Wichtiger noch scheint aber die Kalkulation Belgrads zu sein: Mit der Bildung serbischer Enklaven behält Belgrad einen Fuß im Kosovo. Und da die internationale Gemeinschaft weiterhin gegen die Unabhängigkeit Kosovos votiert, erscheint die Bildung ethnischer Enklaven durchaus im Sinne wichtiger Kräfte in der internationalen Gemeinschaft zu sein. Zwar haben der UN-Administrator Bernard Kouchner und auch der US-Botschafter bei den Vereinten Nationen, Richard Holbrooke, die Bildung ethnischer Enklaven eindeutig zurückgewiesen. Der franzöische Außenminister Hubert Vedrine jedoch erklärte, für eine Übergangszeit könnte aus Sicherheitsgründen deren Bildung hingenommen werden.

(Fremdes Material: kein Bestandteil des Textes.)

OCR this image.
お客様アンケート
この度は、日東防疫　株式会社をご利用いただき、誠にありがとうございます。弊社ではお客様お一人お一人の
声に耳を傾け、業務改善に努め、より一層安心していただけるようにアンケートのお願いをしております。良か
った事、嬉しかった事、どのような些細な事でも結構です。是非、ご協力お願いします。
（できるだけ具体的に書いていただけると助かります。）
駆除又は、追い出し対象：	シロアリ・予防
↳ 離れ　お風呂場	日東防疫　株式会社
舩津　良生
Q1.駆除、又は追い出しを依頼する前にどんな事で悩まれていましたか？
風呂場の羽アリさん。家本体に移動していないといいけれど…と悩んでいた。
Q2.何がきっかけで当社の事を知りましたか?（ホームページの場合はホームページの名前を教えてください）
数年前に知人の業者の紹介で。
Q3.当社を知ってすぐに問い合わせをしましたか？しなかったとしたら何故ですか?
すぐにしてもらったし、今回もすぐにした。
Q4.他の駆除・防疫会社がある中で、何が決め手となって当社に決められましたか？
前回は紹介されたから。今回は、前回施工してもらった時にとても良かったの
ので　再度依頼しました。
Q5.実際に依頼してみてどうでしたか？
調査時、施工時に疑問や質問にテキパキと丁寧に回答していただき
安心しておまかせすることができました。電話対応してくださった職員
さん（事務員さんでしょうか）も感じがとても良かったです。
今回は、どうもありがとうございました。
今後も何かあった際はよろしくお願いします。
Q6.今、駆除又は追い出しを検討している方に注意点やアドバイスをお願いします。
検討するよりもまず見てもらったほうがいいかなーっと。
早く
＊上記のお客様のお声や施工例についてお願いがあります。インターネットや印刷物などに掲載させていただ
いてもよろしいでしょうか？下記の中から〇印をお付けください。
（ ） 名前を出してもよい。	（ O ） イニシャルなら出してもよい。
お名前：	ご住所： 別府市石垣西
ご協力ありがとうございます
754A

In der Praxis begünstigt die KFOR die Bildung ethnischer Enklaven. Bisher wurde alles unternommen, sie zu schützen. Gleichzeitig wurden albanische Vertriebene, die in ihre Häuser zurückkehren wollten, von der KFOR daran gehindert, soweit ihr Besitz in serbischen Enklaven liegt.

Nicht alle serbischen Bewohner sind mit der Strategie einverstanden. Nach wie vor wollen viele Serben das Kosovo verlassen. Vor allem die 1995 aus der kroatischen Krajina angesiedelten Kolonisten, die keine Einheimischen sind, wie alle jene, die in gemischten Dörfern wohnen und deren Häuser durch Albaner zerstört wurden, drängen auf ihre Ausreise nach Serbien. Auch jene Männer, die als Mitglied paramilitärischer Truppen Verbrechen begangen haben. Sie trauen der „Schutzfunktion“ der Enklaven nicht. Viele Serben wollen sogar dann das Land verlassen, wenn russische KFOR-Truppen in den serbischen Enklaven stationiert würden.